68 Ala. 29 | Ala. | 1880
Hearsay evidence is always admissible to prove pedigree, and this term embraces not only questions of descent and relationship, but also the particular facts of birth, marriage and death, and the times when these events may have happened. And any book, document, or paper containing entries made by a parent or relation, as to such facts, may be received as the wi’itten declarations of deceased persons who respectively made them.—1 Taylor on Ev. §§ 444, 450. Such evidence is held admissible not only from the extreme difficulty of providing any better, but is resorted to upon the ground of the interest of the declarants in all such matters of family relationship and connection.—1 Greenl.
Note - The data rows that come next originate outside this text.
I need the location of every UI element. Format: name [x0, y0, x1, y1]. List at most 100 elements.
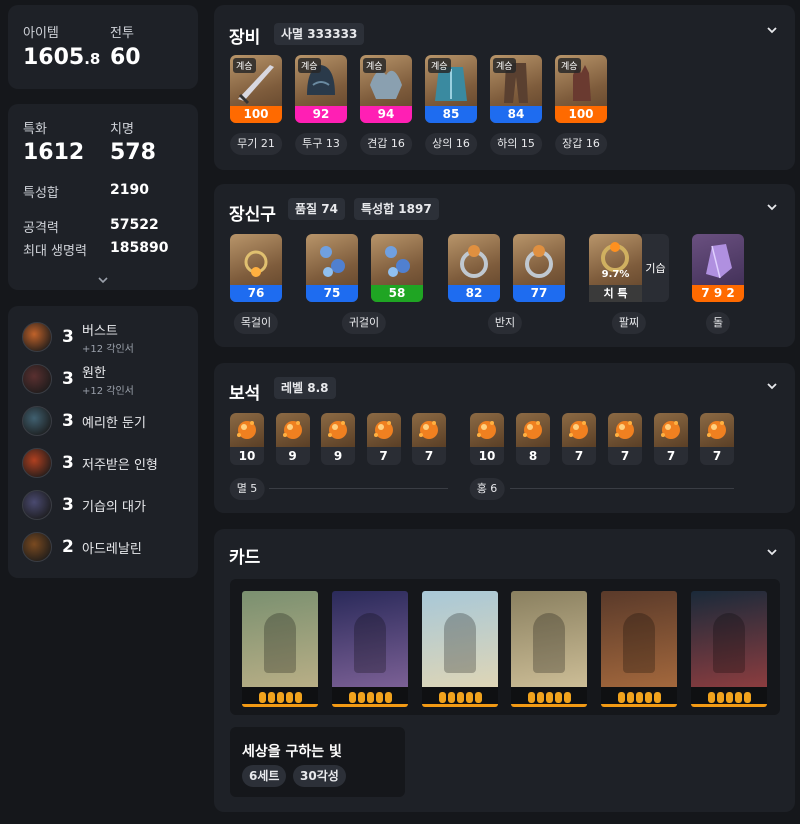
gem-icon	[321, 413, 355, 447]
engraving-level: 3	[62, 453, 74, 473]
stats-panel: 특화 1612 치명 578 특성합 2190 공격력 57522 최대 생명력…	[8, 104, 198, 290]
bracelet-percent: 9.7%	[601, 269, 630, 280]
card[interactable]	[691, 591, 767, 707]
engraving-row[interactable]: 3 예리한 둔기	[22, 404, 146, 438]
awaken-gem-icon	[617, 691, 625, 703]
necklace-icon	[230, 234, 282, 286]
card-portrait-icon	[533, 613, 565, 673]
ability-stone-slot[interactable]: 7 9 2	[692, 234, 744, 302]
card-portrait-icon	[713, 613, 745, 673]
gem-slot[interactable]: 10	[470, 413, 504, 465]
card[interactable]	[601, 591, 677, 707]
accessory-label-bracelet: 팔찌	[611, 312, 647, 334]
gem-slot[interactable]: 9	[321, 413, 355, 465]
equipment-slot[interactable]: 계승 85	[425, 55, 477, 123]
gem-slot[interactable]: 7	[366, 413, 401, 465]
gem-slot[interactable]: 10	[230, 413, 264, 465]
gem-icon	[654, 413, 688, 447]
gem-slot[interactable]: 7	[700, 413, 734, 465]
engraving-name: 아드레날린	[82, 541, 142, 557]
engraving-name: 원한	[82, 365, 106, 381]
engraving-row[interactable]: 3 원한 +12 각인서	[22, 362, 134, 397]
max-hp-label: 최대 생명력	[23, 244, 87, 259]
quality-value: 58	[371, 285, 423, 302]
bracelet-slot[interactable]: 9.7% 치 특 기습	[589, 234, 669, 302]
engraving-book-count: +12 각인서	[82, 343, 134, 355]
engraving-row[interactable]: 3 저주받은 인형	[22, 446, 158, 480]
ring-icon	[448, 234, 500, 286]
equipment-honing-label: 무기 21	[230, 133, 282, 155]
awaken-gem-icon	[348, 691, 356, 703]
quality-value: 92	[295, 106, 347, 123]
engraving-level: 3	[62, 369, 74, 389]
gem-level: 8	[516, 447, 550, 465]
gem-icon	[412, 413, 446, 447]
gem-slot[interactable]: 7	[654, 413, 688, 465]
accessory-slot[interactable]: 76	[230, 234, 282, 302]
accessories-collapse-chevron-icon[interactable]	[765, 200, 779, 214]
gems-collapse-chevron-icon[interactable]	[765, 379, 779, 393]
gem-level-tag: 레벨 8.8	[274, 377, 336, 399]
quality-value: 75	[306, 285, 358, 302]
succession-badge: 계승	[363, 58, 386, 73]
gem-level: 7	[654, 447, 688, 465]
awaken-gem-icon	[725, 691, 733, 703]
card[interactable]	[332, 591, 408, 707]
engraving-row[interactable]: 3 기습의 대가	[22, 488, 146, 522]
combat-level-value: 60	[110, 45, 141, 70]
keen-blunt-icon	[22, 406, 52, 436]
equipment-slot[interactable]: 계승 100	[230, 55, 282, 123]
card-set-box: 세상을 구하는 빛 6세트 30각성	[230, 727, 405, 797]
awaken-gem-icon	[456, 691, 464, 703]
engraving-row[interactable]: 3 버스트 +12 각인서	[22, 320, 134, 355]
equipment-slot[interactable]: 계승 84	[490, 55, 542, 123]
expand-stats-chevron-icon[interactable]	[96, 270, 110, 284]
earring-icon	[306, 234, 358, 286]
ambush-icon	[22, 490, 52, 520]
equipment-collapse-chevron-icon[interactable]	[765, 23, 779, 37]
accessory-label-ring: 반지	[487, 312, 523, 334]
succession-badge: 계승	[558, 58, 581, 73]
gem-level: 7	[366, 447, 401, 465]
cursed-doll-icon	[22, 448, 52, 478]
awaken-gem-icon	[716, 691, 724, 703]
succession-badge: 계승	[298, 58, 321, 73]
engraving-level: 2	[62, 537, 74, 557]
gem-slot[interactable]: 7	[562, 413, 596, 465]
equipment-slot[interactable]: 계승 94	[360, 55, 412, 123]
accessory-slot[interactable]: 82	[448, 234, 500, 302]
accessory-label-stone: 돌	[705, 312, 731, 334]
quality-value: 77	[513, 285, 565, 302]
ability-stone-value: 7 9 2	[692, 285, 744, 302]
attack-value: 57522	[110, 217, 159, 233]
gem-slot[interactable]: 8	[516, 413, 550, 465]
card[interactable]	[511, 591, 587, 707]
spec-label: 특화	[23, 122, 47, 137]
engraving-row[interactable]: 2 아드레날린	[22, 530, 142, 564]
equipment-honing-label: 투구 13	[295, 133, 347, 155]
gem-slot[interactable]: 7	[608, 413, 642, 465]
grudge-icon	[22, 364, 52, 394]
gem-icon	[516, 413, 550, 447]
equipment-honing-label: 장갑 16	[555, 133, 607, 155]
card[interactable]	[422, 591, 498, 707]
gem-slot[interactable]: 9	[275, 413, 310, 465]
accessory-slot[interactable]: 77	[513, 234, 565, 302]
cards-panel: 카드 세상을 구하는 빛 6세트 30각성	[214, 529, 795, 812]
accessories-title: 장신구	[229, 205, 276, 225]
card[interactable]	[242, 591, 318, 707]
equipment-slot[interactable]: 계승 92	[295, 55, 347, 123]
card-set-count: 6세트	[242, 765, 287, 787]
awaken-gem-icon	[447, 691, 455, 703]
cards-collapse-chevron-icon[interactable]	[765, 545, 779, 559]
accessory-slot[interactable]: 58	[371, 234, 423, 302]
equipment-slot[interactable]: 계승 100	[555, 55, 607, 123]
bracelet-ambush-effect: 기습	[642, 234, 669, 302]
gem-slot[interactable]: 7	[412, 413, 446, 465]
accessory-slot[interactable]: 75	[306, 234, 358, 302]
engraving-name: 버스트	[82, 323, 118, 339]
earring-icon	[371, 234, 423, 286]
succession-badge: 계승	[493, 58, 516, 73]
gems-panel: 보석 레벨 8.8 10 9 9 7 7 멸 5 10 8 7 7 7 7 홍 6	[214, 363, 795, 513]
gem-level: 7	[562, 447, 596, 465]
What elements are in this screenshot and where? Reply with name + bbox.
Ev. 103; 2 Best on Ev. § 498. The better opinion seems to be that the declarations of third persons can not be admitted to prove pedigree unless it is shown that they are deceased. White v. Strother, 11 Ala. 720; Baintree v. Hingham, 1 Pick. 245; 2 Best Ev. § 498. These principles do not preclude a person from testifying to his own age, which is a matter of pedigree, and which he is presumed to know in the same sense that he knows of a custom or prescription. The testimony of the witness Daniel Allen was properly admitted.
There is no error in the ruling of the Circuit Court, and its judgment is affirmed.